I have to agree with Henry. Old hoses, belts, plastics, etc are a bigger issue on an old vehicle at the mid -20°F temps.
-34°F is the start of ice crystal formation on a 50:50 mix. You will not freeze up and damage an engine at -34°F using that mixture.
You're only getting -25°F at the worst of this. At -25°F Wind Chill numbers near the -40° range is a "Feels like" number. It just means at higher wind speeds vehicles, pets, and humans don't take as long to get down to actual temp of -25°F so don't expose your skin to the blowing wind.

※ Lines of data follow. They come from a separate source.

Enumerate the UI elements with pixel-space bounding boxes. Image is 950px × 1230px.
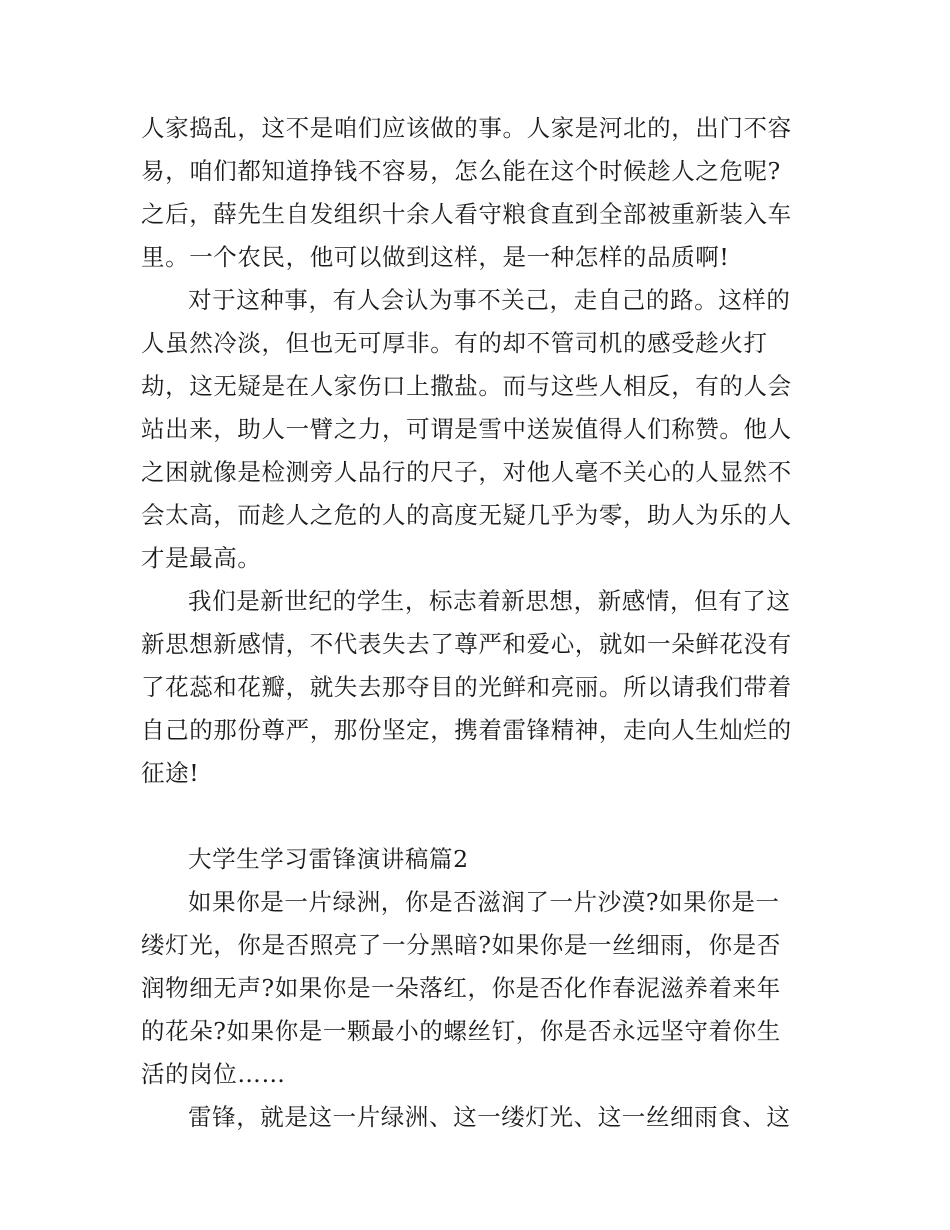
text-line: 润物细无声?如果你是一朵落红，你是否化作春泥滋养着来年 bbox=[141, 974, 781, 1002]
text-line: 人家捣乱，这不是咱们应该做的事。人家是河北的，出门不容 bbox=[141, 114, 792, 142]
text-line: 雷锋，就是这一片绿洲、这一缕灯光、这一丝细雨食、这 bbox=[188, 1103, 791, 1131]
text-line: 如果你是一片绿洲，你是否滋润了一片沙漠?如果你是一 bbox=[188, 888, 780, 916]
text-line: 会太高，而趁人之危的人的高度无疑几乎为零，助人为乐的人 bbox=[141, 501, 792, 529]
text-line: 的花朵?如果你是一颗最小的螺丝钉，你是否永远坚守着你生 bbox=[141, 1017, 781, 1045]
text-line: 劫，这无疑是在人家伤口上撒盐。而与这些人相反，有的人会 bbox=[141, 372, 792, 400]
text-line: 站出来，助人一臂之力，可谓是雪中送炭值得人们称赞。他人 bbox=[141, 415, 792, 443]
text-line: 自己的那份尊严，那份坚定，携着雷锋精神，走向人生灿烂的 bbox=[141, 716, 792, 744]
text-line: 新思想新感情，不代表失去了尊严和爱心，就如一朵鲜花没有 bbox=[141, 630, 792, 658]
text-line: 活的岗位…… bbox=[141, 1060, 286, 1088]
text-line: 之困就像是检测旁人品行的尺子，对他人毫不关心的人显然不 bbox=[141, 458, 792, 486]
text-line: 征途! bbox=[141, 759, 200, 787]
text-line: 才是最高。 bbox=[141, 544, 262, 572]
text-line: 里。一个农民，他可以做到这样，是一种怎样的品质啊! bbox=[141, 243, 730, 271]
text-line: 缕灯光，你是否照亮了一分黑暗?如果你是一丝细雨，你是否 bbox=[141, 931, 781, 959]
text-line: 易，咱们都知道挣钱不容易，怎么能在这个时候趁人之危呢? bbox=[141, 157, 781, 185]
text-line: 我们是新世纪的学生，标志着新思想，新感情，但有了这 bbox=[188, 587, 791, 615]
text-line: 了花蕊和花瓣，就失去那夺目的光鲜和亮丽。所以请我们带着 bbox=[141, 673, 792, 701]
text-line: 之后，薛先生自发组织十余人看守粮食直到全部被重新装入车 bbox=[141, 200, 792, 228]
section-heading: 大学生学习雷锋演讲稿篇2 bbox=[188, 845, 469, 873]
text-line: 人虽然冷淡，但也无可厚非。有的却不管司机的感受趁火打 bbox=[141, 329, 768, 357]
text-line: 对于这种事，有人会认为事不关己，走自己的路。这样的 bbox=[188, 286, 791, 314]
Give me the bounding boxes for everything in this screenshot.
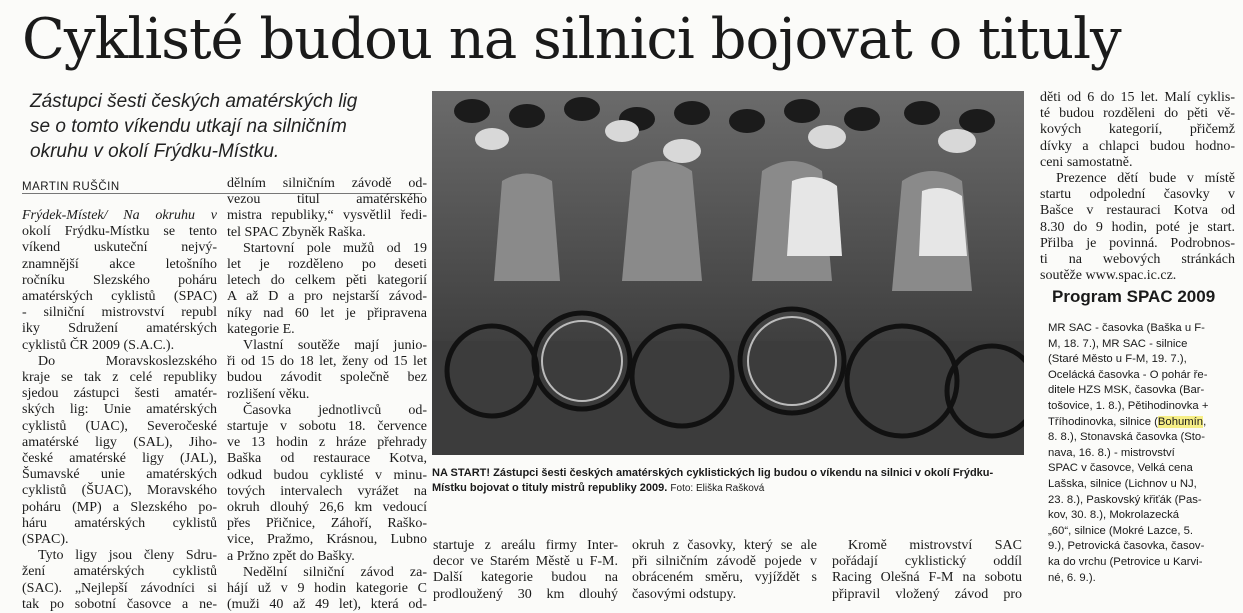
program-line: „60“, silnice (Mokré Lazce, 5. <box>1048 524 1194 537</box>
text-line: ročníku Slezského poháru <box>22 272 217 288</box>
program-line: Ocelácká časovka - O pohár ře- <box>1048 368 1208 381</box>
program-line: né, 6. 9.). <box>1048 571 1096 584</box>
text-line: rozlišení věku. <box>227 386 310 402</box>
program-line: MR SAC - časovka (Baška u F- <box>1048 322 1205 334</box>
text-line: dívky a chlapci budou hodno- <box>1040 138 1235 154</box>
text-line: Kromě mistrovství SAC <box>848 538 1022 553</box>
text-line: pořádají cyklistický oddíl <box>832 554 1022 570</box>
text-line: 8.30 do 9 hodin, poté je start. <box>1040 219 1235 235</box>
text-line: amatérských cyklistů (SPAC) <box>22 289 217 305</box>
text-line: poháru (MP) a Slezského po- <box>22 499 217 515</box>
text-line: Do Moravskoslezského <box>38 353 217 369</box>
text-line: okruh dlouhý 26,6 km vedoucí <box>227 500 427 516</box>
program-line: nava, 16. 8.) - mistrovství <box>1048 446 1175 459</box>
text-line: Přilba je povinná. Podrobnos- <box>1040 235 1235 251</box>
photo-caption <box>432 466 1024 496</box>
program-line: 9.), Petrovická časovka, časov- <box>1048 540 1205 553</box>
text-line: startuje z areálu firmy Inter- <box>433 538 618 553</box>
program-line: Tříhodinovka, silnice (Bohumín, <box>1048 415 1207 428</box>
text-line: letech do celkem pěti kategorií <box>227 273 427 289</box>
text-line: cyklistů (UAC), Severočeské <box>22 418 217 434</box>
article-column-3 <box>433 538 618 603</box>
text-line: (SPAC). <box>22 532 69 548</box>
text-line: A až D a pro nejstarší závod- <box>227 289 427 305</box>
text-line: Šumavské unie amatérských <box>22 467 217 483</box>
text-line: znamnější akce letošního <box>22 256 217 272</box>
article-column-1 <box>22 208 217 613</box>
text-line: decor ve Starém Městě u F-M. <box>433 554 618 570</box>
program-line: 8. 8.), Stonavská časovka (Sto- <box>1048 431 1205 444</box>
text-line: cyklistů ČR 2009 (S.A.C.). <box>22 337 175 353</box>
text-line: kraje se tak z celé republiky <box>22 370 217 386</box>
text-line: obráceném směru, vyjíždět s <box>632 570 817 586</box>
program-line: SPAC v časovce, Velká cena <box>1048 462 1193 475</box>
text-line: žení amatérských cyklistů <box>22 564 217 580</box>
text-line: odkud budou cyklisté v minu- <box>227 467 427 483</box>
text-line: ceni samostatně. <box>1040 154 1133 170</box>
text-line: Startovní pole mužů od 19 <box>243 240 427 256</box>
text-line: tak po sobotní časovce a ne- <box>22 596 217 612</box>
program-line: kov, 30. 8.), Mokrolazecká <box>1048 509 1180 522</box>
text-line: ři od 15 do 18 let, ženy od 15 let <box>227 354 427 370</box>
text-line: Frýdek-Místek/ Na okruhu v <box>22 208 217 223</box>
text-line: mistra republiky,“ vysvětlil ředi- <box>227 208 427 224</box>
text-line: a Pržno zpět do Bašky. <box>227 548 355 564</box>
text-line: Další kategorie budou na <box>433 570 618 586</box>
lead-line: se o tomto víkendu utkají na silničním <box>30 116 347 137</box>
text-line: té budou rozděleni do pěti vě- <box>1040 106 1235 122</box>
text-line: ve 13 hodin z hráze přehrady <box>227 435 427 451</box>
text-line: Tyto ligy jsou členy Sdru- <box>38 548 217 564</box>
text-line: Prezence dětí bude v místě <box>1056 171 1235 187</box>
text-line: ských lig: Unie amatérských <box>22 402 217 418</box>
highlighted-text: Bohumín <box>1157 415 1204 428</box>
text-line: Racing Olešná F-M na sobotu <box>832 570 1022 586</box>
text-line: prodloužený 30 km dlouhý <box>433 586 618 602</box>
headline: Cyklisté budou na silnici bojovat o tituly <box>22 7 1121 72</box>
text-line: Baška od restaurace Kotva, <box>227 451 427 467</box>
text-line: Nedělní silniční závod za- <box>243 564 427 580</box>
text-line: české amatérské ligy (JAL), <box>22 451 217 467</box>
article-column-5 <box>832 538 1022 603</box>
text-line: víkend uskuteční nejvý- <box>22 240 217 256</box>
program-line: ka do vrchu (Petrovice u Karvi- <box>1048 555 1203 568</box>
text-line: startuje v sobotu 18. července <box>227 419 427 435</box>
text-line: soutěže www.spac.ic.cz. <box>1040 268 1177 284</box>
article-column-2 <box>227 176 427 613</box>
text-line: při silničním závodě pojede v <box>632 554 817 570</box>
program-line: 23. 8.), Paskovský křiťák (Pas- <box>1048 493 1202 506</box>
text-line: ti na webových stránkách <box>1040 252 1235 268</box>
text-line: níky nad 60 let je připravena <box>227 305 427 321</box>
caption-text: NA START! Zástupci šesti českých amatérských cyklistických lig budou o víkendu na silnici v okolí Frýdku-Místku bojovat o tituly mistrů republiky 2009. <box>432 467 994 494</box>
text-line: Bašce v restauraci Kotva od <box>1040 203 1235 219</box>
text-line: kategorie E. <box>227 321 295 337</box>
text-line: budou závodit společně bez <box>227 370 427 386</box>
text-line: (muži 40 až 49 let), která od- <box>227 597 427 613</box>
text-line: startu odpolední časovky v <box>1040 187 1235 203</box>
photo-credit: Foto: Eliška Rašková <box>670 483 765 494</box>
text-line: let je rozděleno po deseti <box>227 257 427 273</box>
lead-line: Zástupci šesti českých amatérských lig <box>30 91 358 112</box>
text-line: háru amatérských cyklistů <box>22 515 217 531</box>
text-line: - silniční mistrovství republ <box>22 305 217 321</box>
lead-paragraph <box>30 89 390 164</box>
text-line: iky Sdružení amatérských <box>22 321 217 337</box>
text-line: dělním silničním závodě od- <box>227 176 427 191</box>
text-line: vezou titul amatérského <box>227 192 427 208</box>
program-line: M, 18. 7.), MR SAC - silnice <box>1048 337 1188 350</box>
program-line: tošovice, 1. 8.), Pětihodinovka + <box>1048 399 1209 412</box>
program-box <box>1040 285 1235 584</box>
cyclists-photo-illustration <box>432 91 1024 455</box>
text-line: kových kategorií, přičemž <box>1040 122 1235 138</box>
text-line: hájí už v 9 hodin kategorie C <box>227 581 427 597</box>
text-line: sjedou zástupci šesti amatér- <box>22 386 217 402</box>
text-line: přes Přičnice, Záhoří, Raško- <box>227 516 427 532</box>
cyclists-photo <box>432 91 1024 455</box>
text-line: tových intervalech vyrážet na <box>227 483 427 499</box>
program-line: (Staré Město u F-M, 19. 7.), <box>1048 353 1187 366</box>
text-line: tel SPAC Zbyněk Raška. <box>227 224 366 240</box>
lead-line: okruhu v okolí Frýdku-Místku. <box>30 141 280 162</box>
text-line: připravil vložený závod pro <box>832 586 1022 602</box>
text-line: amatérské ligy (SAL), Jiho- <box>22 434 217 450</box>
text-line: cyklistů (ŠUAC), Moravského <box>22 483 217 499</box>
text-line: vice, Pražmo, Krásnou, Lubno <box>227 532 427 548</box>
text-line: Časovka jednotlivců od- <box>243 402 427 418</box>
program-line: Lašska, silnice (Lichnov u NJ, <box>1048 477 1197 490</box>
text-line: časovými odstupy. <box>632 586 737 602</box>
text-line: (SAC). „Nejlepší závodníci si <box>22 580 217 596</box>
text-line: okruh z časovky, který se ale <box>632 538 817 553</box>
article-column-4 <box>632 538 817 603</box>
program-line: ditele HZS MSK, časovka (Bar- <box>1048 384 1205 397</box>
program-list <box>1040 321 1235 586</box>
article-column-6 <box>1040 90 1235 284</box>
text-line: okolí Frýdku-Místku se tento <box>22 224 217 240</box>
text-line: děti od 6 do 15 let. Malí cyklis- <box>1040 90 1235 105</box>
text-line: Vlastní soutěže mají junio- <box>243 338 427 354</box>
program-title: Program SPAC 2009 <box>1052 287 1216 306</box>
byline: MARTIN RUŠČIN <box>22 181 120 193</box>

I grew up in Central NY farming country between Binghamton and Syracuse and then Upstate in Hoosick Falls NY just outside Bennington Vt and North Adams Ma.
I've only seen -35°F in Sherburne NY once... Over Christmas 1981 or 1980. It set a bunch of records. Alba-Schenecta-Troy, Lake George, and Plattsburgh generally run higher temps in the winter than the higher elevations around Cooperstown, New Berlin, Sherburne, Hamilton, and Norwich. We always ran 50:50 in everything.
Most of these trucks are not daily drivers anymore. Since they primarily operate in summer weather heat is more worrisome. 50:50 transfers heat better than 60:40 or 70:30.